Les premières révisions ont commencé le 4 avril, et nous sommes le 11 juillet. J’ai le sentiment de ne pas avoir bien réussi les Mines, et Centrale reste donc plein d’enjeux.
L’accès à l’école n’est pas difficile; on descend à Anthony (ligne B) et on prend un bus, ou on marche un petit quart d’heure.

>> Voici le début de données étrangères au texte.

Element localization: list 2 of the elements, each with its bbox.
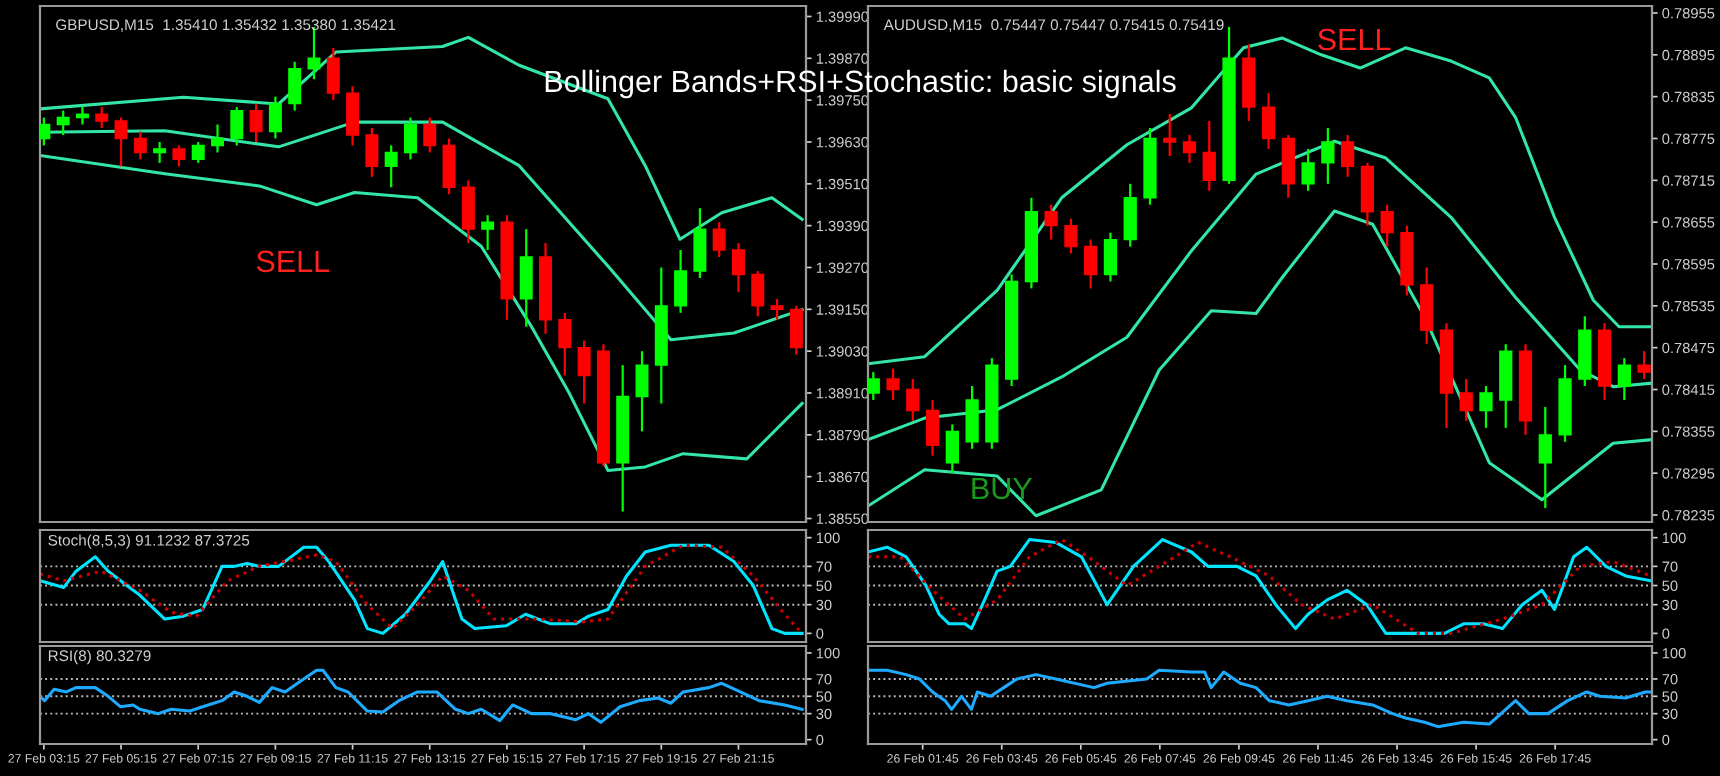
annotation: SELL: [256, 250, 330, 273]
annotation: SELL: [1318, 28, 1391, 51]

Le campus, en lui-même, est en demi-teinte ; le stade est grand, et il y a beaucoup de verdure. Les bâtiments, quant à eux, sont vieux et moches, et me font regretter ceux de Faidherbe (c’est dire !)
Le bâtiment principal de l’école centrale des arts et manufactures de Paris
J’arrive au campus le lundi soir, paie une centaine d’euros pour y passer la semaine. L’accueil est sinistre : aucun élève de l’école est présent, mais au contraire… des colonies de vacances, à qui les bâtiments de l’école est loué pendant les vacances. Motivant.
Ma chambre, quant à elle, est partagée par un étudiant très gentil qui rêve de Centrale Nantes ; j’ai récemment appris qu’il l’a obtenu, et je le salue s’il passe ici.
Le mardi 14 juillet, j’ai mes deux épreuves de mathématiques ; elles se passent relativement bien, et je maîtrise nettement mieux Maple que l’examinateur qui s’arrache les cheveux avec.
Le mercredi matin, je passe mon TP de sciences industrielles. Je bloque assez rapidement, et je n’ai pas le droit de passer une question, ce qui fait que je suis passé à coté de beaucoup de choses que j’aurai pû faire.
L’après-midi je n’ai pas d’épreuve, mais un ongle incarné, que je traîne depuis plusieurs semaines, et pars donc me faire opérer à l’hôpital d’Anthony. Pourquoi vous raconter cette anecdote ? Car il m’a été donné des médicaments anti-douleurs, que j’ai pris le lendemain, et qui se sont révélés être de puissants anthalgiques. Le jeudi, c’est donc totalement shooté que je pars à Supélec pour passer l’épreuve de TP de physique.
Supélec, à Gif sur Yvette, et c’est loin de tout. Comptez un long trajet en RER, suivi de vingt minutes de bus au milieu des champs. Le campus en lui-même n’est pas si mal que cela, avec un bâtiment assez original. Comme écrit précédemment, je me sens endormi, tout tourne autour de moi. Mon épreuve était assez simple: étude de circuits à diode. Mais tout s’est terriblement mal passé ; je réussis à peine à écrire mon nom, mon stylo est lourd, et chaque lettre est difficile. Je réponds à deux questions, et je serai finalement récompensé d’un quatre sur vingt.
Supélec, le lieu du plus gros ratage de ma taupe
Le lendemain, je pars à l’IUT de Paris, dans le sixième arrondissement parisien, pour passer mon TIPE. J’ai pris grand soin de jeter les médicaments de la veille à la poubelle, et même si mon pied m’élance, je suis capable de penser. Mon ADS (Analyse de Document Scientifique) porte sur les capteurs photoélectriques, et j’ai cruellement manqué de connaissances personnelles sur le sujet. Mon TIPE, quant à lui, est assez bien passé, même si j’ai le terrible sentiment que mes examinateurs n’ont pas tout compris, comme leurs questions l’ont laissé entendre.
Le samedi 18 juillet au matin, une épreuve d’anglais m’attend: je suis loin d’être bon en anglais. Pourtant, la professeur a l’air de m’avoir trouvé bilingue, a bu mes paroles sur un texte qui prédisait la mort prochaine de la Silicon Valley. L’après-midi, ma première épreuve de physique concernait l’étude simpliste d’un mascaret (vague remontant un fleuve). Les bilans mécaniques sont loins, et j’ai du mal à me remettre dans le bain.
Le dimanche 19 juillet, je pars à l’épreuve de physique-chimie ; j’ai étudié un mobile fictif en physique, et une électrolyse en chimie.
En sortant d’épreuve, un étrange sourire se forme sur mes lèvres… Libre ! Je suis libre ! Nous sommes le 19 juillet, il est 10H06, le ciel d’Anthony est nuageux, et la prépa est derrière moi. Mes livres de chimie n’auront jamais à être réouverts !
Quelques heures plus tard, un avion m’amène sous le soleil corse.